“We think your price is too high.”
“We’re trying to improve the customer’s buying experience.”
“We need to improve quality.”
“Your product takes too long to implement.”
“It doesn’t provide all the features we need.”
“The sound quality is too rough.”
“The UI is too complicated.”
“We’re happy with our current solution.”
“We need better leads”
“The integration isn’t running smoothly.”
All of these statements and a million more have come from a buyers mouth, delivered straight to a sales person. In most cases, the sales person takes in this information and builds their sales strategy and their sales frame around it.
They head back to the office and start trying to solve for these problems. They tell their sales manager their customer thinks their price is too high, or that the prospect wants to improve the customer’s buying experience or they need better leads.

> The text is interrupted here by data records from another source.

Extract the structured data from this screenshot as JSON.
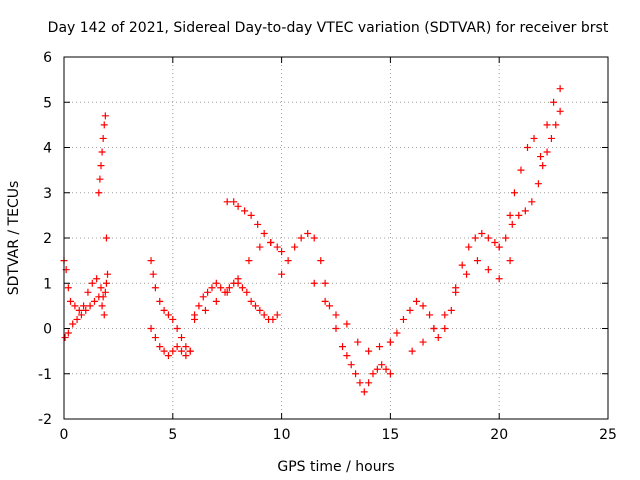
{
  "chart_data": {
    "type": "scatter",
    "title": "Day 142 of 2021, Sidereal Day-to-day VTEC variation (SDTVAR) for receiver brst",
    "xlabel": "GPS time / hours",
    "ylabel": "SDTVAR / TECUs",
    "xlim": [
      0,
      25
    ],
    "ylim": [
      -2,
      6
    ],
    "xticks": [
      "0",
      "5",
      "10",
      "15",
      "20",
      "25"
    ],
    "yticks": [
      "-2",
      "-1",
      "0",
      "1",
      "2",
      "3",
      "4",
      "5",
      "6"
    ],
    "grid": true,
    "marker": "plus",
    "series": [
      {
        "name": "SDTVAR",
        "color": "#ff0000",
        "x": [
          0.0,
          0.1,
          0.2,
          0.3,
          0.5,
          0.7,
          0.9,
          1.1,
          1.3,
          1.5,
          1.7,
          1.8,
          1.9,
          1.95,
          2.0,
          0.05,
          0.2,
          0.4,
          0.6,
          0.8,
          1.0,
          1.2,
          1.4,
          1.6,
          1.75,
          1.85,
          1.6,
          1.65,
          1.7,
          1.75,
          1.8,
          1.85,
          1.9,
          1.95,
          4.0,
          4.1,
          4.2,
          4.4,
          4.6,
          4.8,
          5.0,
          5.2,
          5.4,
          5.6,
          5.8,
          6.0,
          6.2,
          6.4,
          6.6,
          6.8,
          7.0,
          7.2,
          7.4,
          7.6,
          7.8,
          8.0,
          8.2,
          8.4,
          8.6,
          8.8,
          9.0,
          9.2,
          9.4,
          9.6,
          9.8,
          4.0,
          4.2,
          4.4,
          4.6,
          4.8,
          5.0,
          5.2,
          5.4,
          5.6,
          5.8,
          6.0,
          6.5,
          7.0,
          7.5,
          8.0,
          8.5,
          9.0,
          9.5,
          7.5,
          7.8,
          8.0,
          8.3,
          8.6,
          8.9,
          9.2,
          9.5,
          9.8,
          10.0,
          10.0,
          10.3,
          10.6,
          10.9,
          11.2,
          11.5,
          11.8,
          12.0,
          12.2,
          12.5,
          12.8,
          13.0,
          13.2,
          13.4,
          13.6,
          13.8,
          14.0,
          14.2,
          14.4,
          14.6,
          14.8,
          15.0,
          11.5,
          12.0,
          12.5,
          13.0,
          13.5,
          14.0,
          14.5,
          15.0,
          15.0,
          15.3,
          15.6,
          15.9,
          16.2,
          16.5,
          16.8,
          17.0,
          17.2,
          17.5,
          17.8,
          18.0,
          18.3,
          18.6,
          18.9,
          19.2,
          19.5,
          19.8,
          20.0,
          16.0,
          16.5,
          17.0,
          17.5,
          18.0,
          18.5,
          19.0,
          19.5,
          20.0,
          20.5,
          20.0,
          20.3,
          20.6,
          20.9,
          21.2,
          21.5,
          21.8,
          22.0,
          22.2,
          22.4,
          22.6,
          22.8,
          20.5,
          20.7,
          21.0,
          21.3,
          21.6,
          21.9,
          22.2,
          22.5,
          22.8
        ],
        "y": [
          1.5,
          1.3,
          0.9,
          0.6,
          0.5,
          0.4,
          0.5,
          0.8,
          1.0,
          1.1,
          0.9,
          0.7,
          0.8,
          1.0,
          1.2,
          -0.2,
          -0.1,
          0.1,
          0.2,
          0.3,
          0.4,
          0.5,
          0.6,
          0.7,
          0.5,
          0.3,
          3.0,
          3.3,
          3.6,
          3.9,
          4.2,
          4.5,
          4.7,
          2.0,
          1.5,
          1.2,
          0.9,
          0.6,
          0.4,
          0.3,
          0.2,
          0.0,
          -0.2,
          -0.4,
          -0.5,
          0.3,
          0.5,
          0.7,
          0.8,
          0.9,
          1.0,
          0.9,
          0.8,
          0.9,
          1.0,
          1.0,
          0.9,
          0.8,
          0.6,
          0.5,
          0.4,
          0.3,
          0.2,
          0.2,
          0.3,
          0.0,
          -0.2,
          -0.4,
          -0.5,
          -0.6,
          -0.5,
          -0.4,
          -0.5,
          -0.6,
          -0.5,
          0.2,
          0.4,
          0.6,
          0.8,
          1.1,
          1.5,
          1.8,
          1.9,
          2.8,
          2.8,
          2.7,
          2.6,
          2.5,
          2.3,
          2.1,
          1.9,
          1.8,
          1.7,
          1.2,
          1.5,
          1.8,
          2.0,
          2.1,
          2.0,
          1.5,
          1.0,
          0.5,
          0.0,
          -0.4,
          -0.6,
          -0.8,
          -1.0,
          -1.2,
          -1.4,
          -1.2,
          -1.0,
          -0.9,
          -0.8,
          -0.9,
          -1.0,
          1.0,
          0.6,
          0.3,
          0.1,
          -0.3,
          -0.5,
          -0.4,
          -0.3,
          -0.3,
          -0.1,
          0.2,
          0.4,
          0.6,
          0.5,
          0.3,
          0.0,
          -0.2,
          0.0,
          0.4,
          0.9,
          1.4,
          1.8,
          2.0,
          2.1,
          2.0,
          1.9,
          1.8,
          -0.5,
          -0.3,
          0.0,
          0.3,
          0.8,
          1.2,
          1.5,
          1.3,
          1.1,
          1.5,
          1.8,
          2.0,
          2.3,
          2.5,
          2.6,
          2.8,
          3.2,
          3.6,
          3.9,
          4.2,
          4.5,
          4.8,
          2.5,
          3.0,
          3.5,
          4.0,
          4.2,
          3.8,
          4.5,
          5.0,
          5.3
        ]
      }
    ]
  }
}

Everyone is happy because they’ve ferreted out the objections or found the/a customer problem.
Here is the problem. What the fuck does “too high,” “too rough,” “improved quality,” “too complicated,” “running smoothly,” “all the features,” “better leads” mean? Seriously, what does all that shit really mean?
It doesn’t mean anything.
“Too high?” doesn’t tell the salesperson anything. “Too high” needs to be defined and it’s the sales person’s job to make sure the prospect can define it and does. Overcoming the objection, ensuring success, and defining goals all start with clearly defining what the prospect really means when they say shit like; better, too much, not enough, more, less, unhappy, happy, working, not working, improvement, etc. These words suck for sales people and we need to recognize them when they show up.
More importantly sales should always recognize these words as hollow and instantly spring into action, making the customer define exactly what they mean by; more, too much, less, not enough, too complicated, working, not working, improved upon, happy etc.
Good sales people are consultants, teachers, educators, provokers and challengers. You can’t challenge, provoke, teach etc. on soft, undefined, objectives. We need the customer to be clear about what they are talking about, want, need, feel and are willing to accept or not accept. Loosely defined, emotionally driven descriptions leave everyone confused and creates way too many opportunities for mistakes and mishaps. Their too much, may not be enough for you. Their too little, maybe too much for you. Smooth for them, maybe rough for you. Too expensive for you, maybe cheap for them.
When my daughters get old enough to go out with their friends, you can bet your ass I won’t’ be saying, “Don’t come home too late.”
I’m gonna tell em to be home by 11:00.
Make your customers tell you exactly what they mean. Otherwise, it doesn’t mean anything.